My stance is, that Calvin's theology is altogether more life-affirming, world-affirming and true to the grace of God than the contemporary caricature suggests, and I think the 500th anniversary of his birth is a date worth celebrating.

So, happy birthday John!

Sunday, July 5, 2009

The Lichfield Mysteries


Choral Evensong at Lichfield Cathedral last night turned into an impromptu 'son et lumiere'. It wasn't planned -- but from my point of view it was dramatic and pleasing. The choir was in good voice, and sang the service to Tudor settings. The 'sound' bit of the 'sound and light show' was, then, entirely as expected. The 'light' was provided by a technician, experimenting with special effects on some rigging temporarily installed in the Nave. Thus, as the choir sang the Magnificat, the ceiling of the west end, usually white, turned blue, then red, then gold, back to blue, then red, then gold, and so on. A bit more co-ordination with the music, and we may have stumbled upon a new and exciting development in the English Cathedral Choral tradition.

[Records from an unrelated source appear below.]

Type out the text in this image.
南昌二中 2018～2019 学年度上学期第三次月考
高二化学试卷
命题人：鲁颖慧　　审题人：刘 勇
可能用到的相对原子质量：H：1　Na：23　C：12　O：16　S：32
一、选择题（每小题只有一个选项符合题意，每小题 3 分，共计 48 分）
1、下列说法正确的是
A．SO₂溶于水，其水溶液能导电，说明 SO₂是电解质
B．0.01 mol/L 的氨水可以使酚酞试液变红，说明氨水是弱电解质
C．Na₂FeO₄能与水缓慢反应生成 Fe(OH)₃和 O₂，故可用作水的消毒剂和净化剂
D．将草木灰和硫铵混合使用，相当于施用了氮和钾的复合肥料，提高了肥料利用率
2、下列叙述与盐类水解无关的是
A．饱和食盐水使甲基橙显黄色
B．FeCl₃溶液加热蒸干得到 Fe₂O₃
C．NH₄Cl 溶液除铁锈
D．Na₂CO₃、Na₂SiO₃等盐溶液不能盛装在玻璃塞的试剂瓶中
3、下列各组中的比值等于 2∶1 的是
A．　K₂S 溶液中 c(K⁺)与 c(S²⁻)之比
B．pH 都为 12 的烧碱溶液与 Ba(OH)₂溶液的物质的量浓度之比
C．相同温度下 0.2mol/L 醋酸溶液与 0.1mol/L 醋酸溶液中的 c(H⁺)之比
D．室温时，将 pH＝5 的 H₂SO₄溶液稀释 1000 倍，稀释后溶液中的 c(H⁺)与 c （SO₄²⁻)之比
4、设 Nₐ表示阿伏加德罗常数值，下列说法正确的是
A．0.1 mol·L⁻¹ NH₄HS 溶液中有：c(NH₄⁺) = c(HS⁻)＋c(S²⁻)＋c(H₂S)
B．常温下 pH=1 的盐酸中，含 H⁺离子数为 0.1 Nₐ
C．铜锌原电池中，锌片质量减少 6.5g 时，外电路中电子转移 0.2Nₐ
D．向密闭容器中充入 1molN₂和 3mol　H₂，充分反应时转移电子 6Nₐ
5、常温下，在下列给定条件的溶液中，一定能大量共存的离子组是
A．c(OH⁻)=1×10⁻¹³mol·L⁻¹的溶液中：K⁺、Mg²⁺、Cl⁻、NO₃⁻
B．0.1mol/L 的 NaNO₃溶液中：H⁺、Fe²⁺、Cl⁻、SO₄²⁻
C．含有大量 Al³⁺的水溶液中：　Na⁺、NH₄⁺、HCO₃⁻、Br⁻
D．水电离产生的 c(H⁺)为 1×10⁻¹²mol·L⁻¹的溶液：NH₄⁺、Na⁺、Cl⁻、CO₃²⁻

This, you see, is the weekend of the Lichfield Mysteries. It's an extraordinary triennial event, with a claim to being the biggest piece of amateur dramatics in the country.

Mystery play cycles are a fabulous part of our heritage, dating back to the high middle ages. (I found myself wondering if the Tudor musicians who had composed the settings the choir sang last night ever performed in mystery plays, or wrote music for them.) Fragments of the original Lichfield Cycle survive in manuscripts dating back to the fifteenth century -- though the modern version has in fact only been going for 15 years.

A typical cycle (and our cycle is typical) attempts to trace the whole sweep of the Bible story from Creation to 'Doomsday'. This year's performance comprises 24 plays, including 'the killing of Abel' and 'Noah's Flood', 'Joseph's Doubt' and 'the Dream of Pilate's Wife', 'the Harrowing of Hell' and 'the Resurrection'. The sequence involves some performances of near professional quality (including some stunning choreography and costumes), with some pantomime moments and the kind of hiccups generally associated with amateur dramatics. But the event is breath-taking in its scope and ambition and should be much more widely celebrated than it is. It's good to think that these stories, about Abraham or the Exodus, the Prophets or the Nativity (and the values they cultivate, and the faith they imply), are still part of the public imagination.

If you want an epic today, forget the four hour 'marathon' that was Federer versus Roddick (terrific as that was: a historic achievement eclipsing a heroic effort). For a true epic, take in the six hours (24 plays x 15 minutes) of the Lichfield Mysteries. After all, Wimbledon comes round every year, but for this you have to wait until 2012.